One of the things I love most about being a Surgical Oncologist is that I see my patients for years after I have treated them. However, my clinic days are inevitably like the opening scenes from the old Wide World of Sports television program that aired on Saturday afternoons on ABC. I remember watching this show on weekends as a child and teenager. The “thrill of victory”, with images of athletes crossing the finish line in first place, equates to those patients who receive good news during their clinic visit. I tell them I am confident I can perform an operation to remove their cancer; or I confirm that their blood tests and scans show that tumors have not recurred after surgery, chemotherapy, and other treatments; or we pass some major chronologic milestone without evidence of cancer rearing its ugly head again (many patients still believe the 5 year anniversary of being cancer-free equates with being “cured”, if only that were always true). In contrast, the “agony of defeat”, forever seared in my memory in the opening scenes of Wide World of Sports with the ski jumper falling off the end of the jump and bouncing hard off the slope, represents the distress and depression felt by patients and their family members when I deliver bad news.
I would never make it as a professional poker player because I can’t bluff when I’m holding a bad hand or keep from grinning when I have a good one. My patients can tell from my face when I walk into the clinic room what the news is going to be. When all of the blood tests and scans reveal no evidence of cancer recurrence, I walk in smiling and immediately tell all gathered in the room that everything looks great and I see no evidence of any cancer. The remainder of the visit becomes a combination of medical checkup and social enterprise. I inquire about the well-being of their children, grandchildren, parents, other friends and relatives I have met, their pets, their gardening, their recent travels, and sundry snippets of their ongoing lives. Patients frequently bring pictures of children and grandchildren, or travel photos of places they have been since their last visit with me.

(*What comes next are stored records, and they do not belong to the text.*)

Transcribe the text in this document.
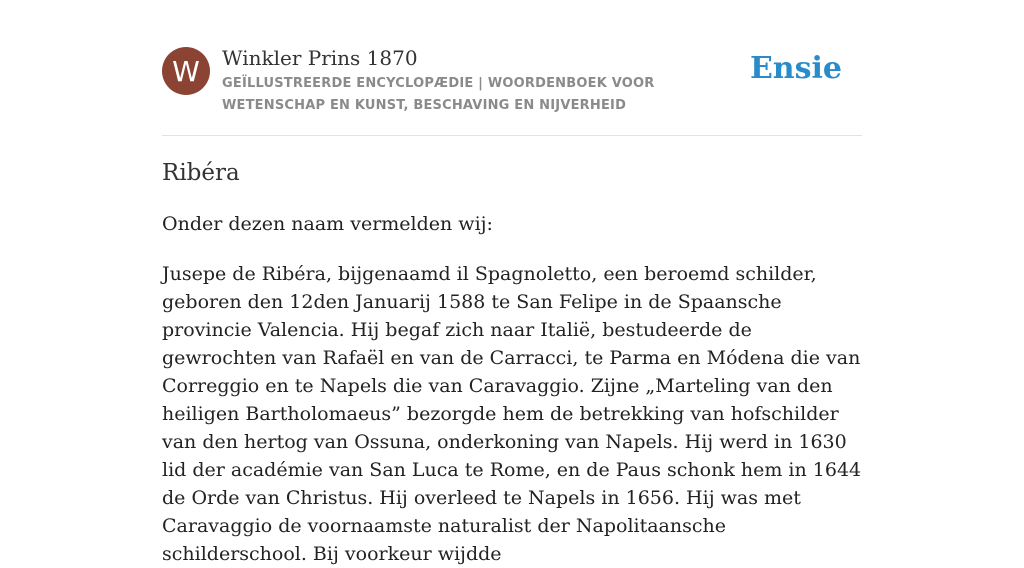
W	Winkler Prins 1870
GEÏLLUSTREERDE ENCYCLOPÆDIE | WOORDENBOEK VOOR WETENSCHAP EN KUNST, BESCHAVING EN NIJVERHEID
Ensie
Ribéra
Onder dezen naam vermelden wij:

Jusepe de Ribéra, bijgenaamd il Spagnoletto, een beroemd schilder, geboren den 12den Januarij 1588 te San Felipe in de Spaansche provincie Valencia. Hij begaf zich naar Italië, bestudeerde de gewrochten van Rafaël en van de Carracci, te Parma en Módena die van Correggio en te Napels die van Caravaggio. Zijne „Marteling van den heiligen Bartholomaeus” bezorgde hem de betrekking van hofschilder van den hertog van Ossuna, onderkoning van Napels. Hij werd in 1630 lid der académie van San Luca te Rome, en de Paus schonk hem in 1644 de Orde van Christus. Hij overleed te Napels in 1656. Hij was met Caravaggio de voornaamste naturalist der Napolitaansche schilderschool. Bij voorkeur wijdde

Often I’m asked for medical advice on conditions totally unrelated to their cancers as they get farther and farther away from that diagnosis. My patients also know about tidbits from my life. They ask about the status of soccer teams that I coached, how my son or daughter were doing in college (both graduated and onto successful careers, thank you), and whether I have progressed from owning a Ferrari lanyard to hold and display my medical badge (I’m a fan of Ferrari F1 racing) to actually owning a Ferrari automobile (I do not).
I am told by patients, family members, and members of my patient care team that I am quite solemn when I walk in a clinic room to deliver bad news. No “light-hearted” chatter or discussion of recent family events or outings occurs. The nervous, hopeful smiles on the faces of the patient and the family members in the room quickly fade as I describe what I am seeing on their blood tests and the scans I have reviewed. Friedrich Nietzsche, the pejorative poster boy of pessimism, is credited with the aphorism, “Hope is the worst of evils, for it prolongs the torments of man.” Thankfully, he was not involved in the care of patients with cancer or other chronic illnesses. A particular patient comes to mind when I remember the importance of dealing with both the highs and the lows of talking with cancer patients.
The patient in question was the wife of an Emeritus Professor of Engineering at a prestigious American university. The Professor knew a thing or two about scientific investigation, statistics, and assessments of probability. Mrs. Professor had a large, grapefruit-sized malignant vascular tumor in the center of her liver called an epithelioid hemangioendothelioma. Quite a mouthful of a name for a rare malignant tumor of the liver. Her tumor was in an unfortunate location in the center of the liver and was wrapped around two of the three veins that drain all of the blood out of the liver into a large blood vessel called the inferior vena cava. The tumor was abutting a portion of the third vein. As a hepatobiliary surgical oncologist, I know I must preserve at least one of these veins to allow blood that flows into the liver to flow back out properly. She had seen surgeons at several other hospitals in the United States and was told that the tumor was inoperable and untreatable. If she was lucky, she might live a year, these doctors told my patient and her husband. The Professor contacted me, and I examined Mrs. Professor and evaluated her prior scans, and then obtained some additional high resolution scans to better understand the appearance of her tumor. I realized that her particular tumor had a very thick fibrous capsule surrounding it. I explained to the patient and her husband that it may be possible to remove the tumor, but that it would be challenging. This lady who had been sullen, withdrawn, and tearful every time I had met with them previously suddenly looked up and said, “If there’s any chance, I’m willing to take it!” I preceded the next week to perform an operation that removed the entire left lobe and a portion of the right lobe of her liver and I was able to gently dissect the tumor capsule free from the third hepatic vein. The operation was successful and the patient recovered well over the next several weeks.